Diagnosis of this syndrome should be entertained in patients with a combination of neck swelling, respiratory symptoms, and signs of toxicity in the setting of recent or concomitant oropharyngeal infection such as pharyngitis/tonsillitis with or without the presence of peritonsillar or retropharyngeal abscess. With an increasing number of cases reported in the recent literature, either due to reporting bias versus antibiotic resistance or prescribing patterns, a high index of suspicion is required for prompt diagnosis and treatment. In this case, an early surgical/trauma team evaluation may have helped as the seatbelt sign would have raised suspicion for blunt cerebrovascular injury and ultrasound or contrast-enhanced CT scan would have been obtained.

Early and effective antibiotics therapy may prevent the development of full spectrum of the syndrome and its associated complication.

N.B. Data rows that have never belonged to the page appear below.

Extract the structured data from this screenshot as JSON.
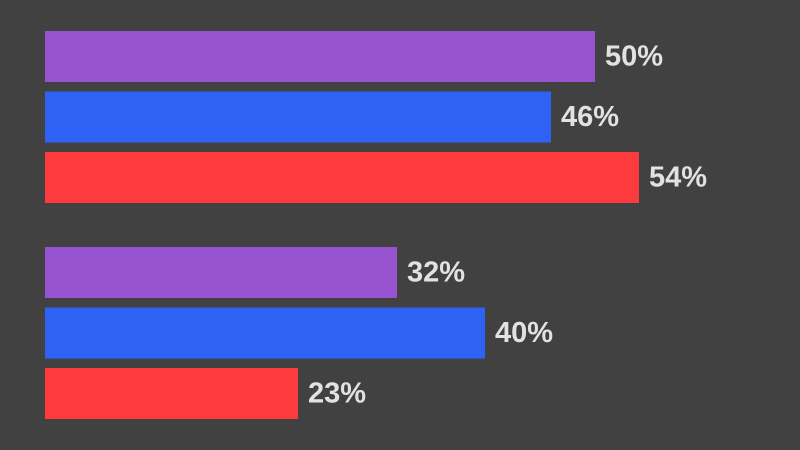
{
  "chart_data": {
    "type": "bar",
    "orientation": "horizontal",
    "title": "",
    "xlabel": "",
    "ylabel": "",
    "xlim": [
      0,
      100
    ],
    "grid": false,
    "legend": "none",
    "colors": {
      "background": "#414141",
      "label": "#e2e2e2"
    },
    "groups": [
      {
        "bars": [
          {
            "value": 50,
            "label": "50%",
            "color": "#9753cf"
          },
          {
            "value": 46,
            "label": "46%",
            "color": "#2e62f5"
          },
          {
            "value": 54,
            "label": "54%",
            "color": "#fd3b3f"
          }
        ]
      },
      {
        "bars": [
          {
            "value": 32,
            "label": "32%",
            "color": "#9753cf"
          },
          {
            "value": 40,
            "label": "40%",
            "color": "#2e62f5"
          },
          {
            "value": 23,
            "label": "23%",
            "color": "#fd3b3f"
          }
        ]
      }
    ]
  }
}
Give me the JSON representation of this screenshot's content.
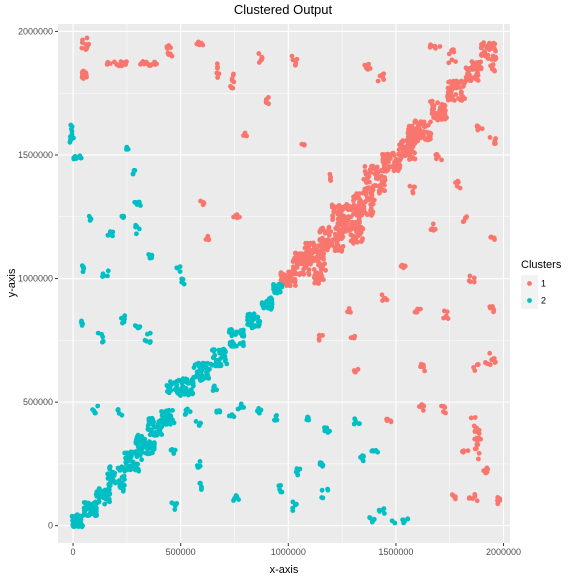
{
  "chart_data": {
    "type": "scatter",
    "title": "Clustered Output",
    "xlabel": "x-axis",
    "ylabel": "y-axis",
    "xlim": [
      -70000,
      2030000
    ],
    "ylim": [
      -70000,
      2030000
    ],
    "xticks": [
      0,
      500000,
      1000000,
      1500000,
      2000000
    ],
    "yticks": [
      0,
      500000,
      1000000,
      1500000,
      2000000
    ],
    "xtick_labels": [
      "0",
      "500000",
      "1000000",
      "1500000",
      "2000000"
    ],
    "ytick_labels": [
      "0",
      "500000",
      "1000000",
      "1500000",
      "2000000"
    ],
    "grid": true,
    "legend": {
      "title": "Clusters",
      "placement": "right",
      "entries": [
        {
          "label": "1",
          "color": "#F8766D"
        },
        {
          "label": "2",
          "color": "#00BFC4"
        }
      ]
    },
    "series": [
      {
        "name": "1",
        "color": "#F8766D",
        "clusters": [
          [
            1000000,
            1000000,
            35000,
            30000,
            45
          ],
          [
            1060000,
            1060000,
            40000,
            45000,
            60
          ],
          [
            1120000,
            1100000,
            45000,
            45000,
            60
          ],
          [
            1200000,
            1160000,
            55000,
            50000,
            70
          ],
          [
            1280000,
            1240000,
            55000,
            55000,
            70
          ],
          [
            1350000,
            1300000,
            50000,
            50000,
            60
          ],
          [
            1400000,
            1400000,
            50000,
            55000,
            60
          ],
          [
            1480000,
            1470000,
            45000,
            40000,
            50
          ],
          [
            1550000,
            1520000,
            40000,
            40000,
            45
          ],
          [
            1620000,
            1600000,
            45000,
            40000,
            50
          ],
          [
            1700000,
            1680000,
            40000,
            40000,
            45
          ],
          [
            1780000,
            1760000,
            40000,
            40000,
            45
          ],
          [
            1860000,
            1840000,
            40000,
            40000,
            45
          ],
          [
            1930000,
            1920000,
            35000,
            35000,
            40
          ],
          [
            1580000,
            1590000,
            30000,
            30000,
            30
          ],
          [
            1240000,
            1260000,
            40000,
            40000,
            40
          ],
          [
            1150000,
            1020000,
            30000,
            40000,
            30
          ],
          [
            1320000,
            1180000,
            30000,
            40000,
            30
          ],
          [
            60000,
            1950000,
            20000,
            25000,
            12
          ],
          [
            50000,
            1830000,
            15000,
            25000,
            10
          ],
          [
            200000,
            1870000,
            50000,
            10000,
            14
          ],
          [
            350000,
            1870000,
            40000,
            10000,
            14
          ],
          [
            450000,
            1920000,
            15000,
            25000,
            8
          ],
          [
            580000,
            1950000,
            25000,
            10000,
            6
          ],
          [
            670000,
            1840000,
            10000,
            30000,
            6
          ],
          [
            740000,
            1800000,
            10000,
            30000,
            8
          ],
          [
            870000,
            1890000,
            10000,
            30000,
            6
          ],
          [
            1030000,
            1880000,
            15000,
            20000,
            6
          ],
          [
            1370000,
            1850000,
            15000,
            20000,
            6
          ],
          [
            1430000,
            1810000,
            15000,
            20000,
            6
          ],
          [
            1680000,
            1940000,
            25000,
            10000,
            6
          ],
          [
            1760000,
            1900000,
            20000,
            30000,
            8
          ],
          [
            1950000,
            1850000,
            15000,
            20000,
            6
          ],
          [
            1600000,
            1570000,
            15000,
            15000,
            5
          ],
          [
            1890000,
            1610000,
            15000,
            10000,
            5
          ],
          [
            1700000,
            1490000,
            15000,
            15000,
            5
          ],
          [
            1580000,
            1360000,
            15000,
            15000,
            5
          ],
          [
            1790000,
            1380000,
            15000,
            15000,
            5
          ],
          [
            1950000,
            1560000,
            15000,
            15000,
            5
          ],
          [
            800000,
            1590000,
            10000,
            15000,
            5
          ],
          [
            900000,
            1720000,
            10000,
            15000,
            5
          ],
          [
            1070000,
            1540000,
            10000,
            15000,
            4
          ],
          [
            1190000,
            1410000,
            10000,
            15000,
            4
          ],
          [
            760000,
            1250000,
            15000,
            15000,
            5
          ],
          [
            600000,
            1310000,
            10000,
            15000,
            4
          ],
          [
            620000,
            1170000,
            10000,
            15000,
            4
          ],
          [
            1670000,
            1210000,
            15000,
            15000,
            5
          ],
          [
            1820000,
            1240000,
            15000,
            15000,
            5
          ],
          [
            1950000,
            1170000,
            10000,
            15000,
            4
          ],
          [
            1530000,
            1040000,
            15000,
            15000,
            5
          ],
          [
            1850000,
            1000000,
            15000,
            15000,
            5
          ],
          [
            1450000,
            920000,
            15000,
            15000,
            5
          ],
          [
            1600000,
            870000,
            15000,
            15000,
            5
          ],
          [
            1740000,
            850000,
            20000,
            20000,
            6
          ],
          [
            1950000,
            880000,
            15000,
            15000,
            5
          ],
          [
            1280000,
            870000,
            10000,
            15000,
            4
          ],
          [
            1150000,
            760000,
            10000,
            15000,
            4
          ],
          [
            1300000,
            760000,
            10000,
            15000,
            4
          ],
          [
            1310000,
            620000,
            15000,
            15000,
            5
          ],
          [
            1620000,
            640000,
            15000,
            15000,
            5
          ],
          [
            1870000,
            640000,
            15000,
            15000,
            5
          ],
          [
            1950000,
            680000,
            15000,
            20000,
            6
          ],
          [
            1860000,
            410000,
            15000,
            30000,
            6
          ],
          [
            1620000,
            480000,
            15000,
            15000,
            5
          ],
          [
            1470000,
            430000,
            15000,
            15000,
            5
          ],
          [
            1920000,
            220000,
            15000,
            15000,
            5
          ],
          [
            1880000,
            360000,
            15000,
            40000,
            8
          ],
          [
            1860000,
            120000,
            20000,
            20000,
            6
          ],
          [
            1980000,
            100000,
            15000,
            15000,
            5
          ],
          [
            1770000,
            120000,
            15000,
            15000,
            5
          ],
          [
            1820000,
            300000,
            15000,
            15000,
            5
          ],
          [
            1720000,
            470000,
            15000,
            15000,
            5
          ],
          [
            1880000,
            310000,
            15000,
            60000,
            8
          ],
          [
            1930000,
            660000,
            15000,
            15000,
            5
          ]
        ]
      },
      {
        "name": "2",
        "color": "#00BFC4",
        "clusters": [
          [
            20000,
            20000,
            25000,
            25000,
            40
          ],
          [
            80000,
            70000,
            30000,
            30000,
            40
          ],
          [
            140000,
            120000,
            35000,
            35000,
            40
          ],
          [
            200000,
            200000,
            40000,
            40000,
            45
          ],
          [
            280000,
            260000,
            40000,
            40000,
            45
          ],
          [
            340000,
            330000,
            40000,
            40000,
            45
          ],
          [
            380000,
            400000,
            35000,
            35000,
            40
          ],
          [
            440000,
            440000,
            30000,
            30000,
            35
          ],
          [
            520000,
            560000,
            40000,
            40000,
            45
          ],
          [
            600000,
            620000,
            40000,
            40000,
            45
          ],
          [
            680000,
            680000,
            35000,
            35000,
            40
          ],
          [
            760000,
            760000,
            35000,
            35000,
            40
          ],
          [
            840000,
            830000,
            30000,
            30000,
            35
          ],
          [
            900000,
            900000,
            25000,
            25000,
            30
          ],
          [
            950000,
            960000,
            20000,
            20000,
            25
          ],
          [
            300000,
            350000,
            20000,
            20000,
            15
          ],
          [
            460000,
            560000,
            25000,
            25000,
            20
          ],
          [
            0,
            1590000,
            15000,
            40000,
            10
          ],
          [
            20000,
            1490000,
            20000,
            10000,
            8
          ],
          [
            80000,
            1240000,
            10000,
            15000,
            5
          ],
          [
            170000,
            1180000,
            15000,
            15000,
            6
          ],
          [
            300000,
            1300000,
            15000,
            10000,
            5
          ],
          [
            300000,
            1200000,
            10000,
            20000,
            5
          ],
          [
            360000,
            1090000,
            10000,
            15000,
            5
          ],
          [
            150000,
            1020000,
            15000,
            15000,
            5
          ],
          [
            40000,
            1040000,
            10000,
            15000,
            5
          ],
          [
            230000,
            1250000,
            10000,
            15000,
            4
          ],
          [
            250000,
            1530000,
            10000,
            15000,
            4
          ],
          [
            280000,
            1430000,
            10000,
            10000,
            4
          ],
          [
            490000,
            1040000,
            10000,
            15000,
            4
          ],
          [
            510000,
            990000,
            10000,
            15000,
            4
          ],
          [
            230000,
            830000,
            15000,
            20000,
            6
          ],
          [
            130000,
            760000,
            20000,
            20000,
            6
          ],
          [
            350000,
            760000,
            20000,
            20000,
            6
          ],
          [
            40000,
            820000,
            10000,
            10000,
            4
          ],
          [
            300000,
            800000,
            15000,
            15000,
            5
          ],
          [
            100000,
            470000,
            15000,
            15000,
            5
          ],
          [
            220000,
            460000,
            15000,
            15000,
            5
          ],
          [
            530000,
            460000,
            15000,
            15000,
            5
          ],
          [
            680000,
            470000,
            15000,
            15000,
            5
          ],
          [
            580000,
            410000,
            15000,
            15000,
            5
          ],
          [
            740000,
            450000,
            15000,
            15000,
            5
          ],
          [
            860000,
            470000,
            15000,
            15000,
            5
          ],
          [
            950000,
            440000,
            15000,
            15000,
            5
          ],
          [
            1100000,
            440000,
            15000,
            15000,
            5
          ],
          [
            1180000,
            390000,
            15000,
            25000,
            6
          ],
          [
            1320000,
            420000,
            15000,
            15000,
            5
          ],
          [
            1400000,
            310000,
            15000,
            15000,
            5
          ],
          [
            1340000,
            270000,
            15000,
            15000,
            5
          ],
          [
            1160000,
            250000,
            15000,
            15000,
            5
          ],
          [
            1050000,
            220000,
            15000,
            15000,
            5
          ],
          [
            960000,
            150000,
            15000,
            15000,
            5
          ],
          [
            1030000,
            80000,
            15000,
            20000,
            5
          ],
          [
            760000,
            110000,
            15000,
            15000,
            5
          ],
          [
            600000,
            160000,
            15000,
            15000,
            5
          ],
          [
            470000,
            80000,
            15000,
            15000,
            5
          ],
          [
            230000,
            150000,
            15000,
            15000,
            5
          ],
          [
            1170000,
            130000,
            15000,
            20000,
            5
          ],
          [
            1430000,
            60000,
            20000,
            15000,
            5
          ],
          [
            1520000,
            20000,
            40000,
            10000,
            8
          ],
          [
            1390000,
            30000,
            15000,
            15000,
            4
          ],
          [
            460000,
            300000,
            15000,
            15000,
            5
          ],
          [
            590000,
            250000,
            15000,
            15000,
            5
          ],
          [
            660000,
            560000,
            15000,
            15000,
            5
          ],
          [
            780000,
            480000,
            15000,
            15000,
            5
          ]
        ]
      }
    ]
  }
}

Bukari et al. ¹³ report a case of a five-year-old boy who developed LS secondary to pencil tip injury to the pharynx resulting in inoculation of oral microflora into deeper oropharyngeal tissues. Here, we present a case of LS caused by blunt injury from seatbelt post MVC without any evidence of oropharyngeal injury. To our knowledge, this is the first reported case of LS secondary to blunt trauma. We postulate that external trauma to the neck from the seatbelt likely caused microscopic injury to oropharyngeal tissues resulting in IJV injury compromising the integrity of the vessel leading to thrombosis and infection.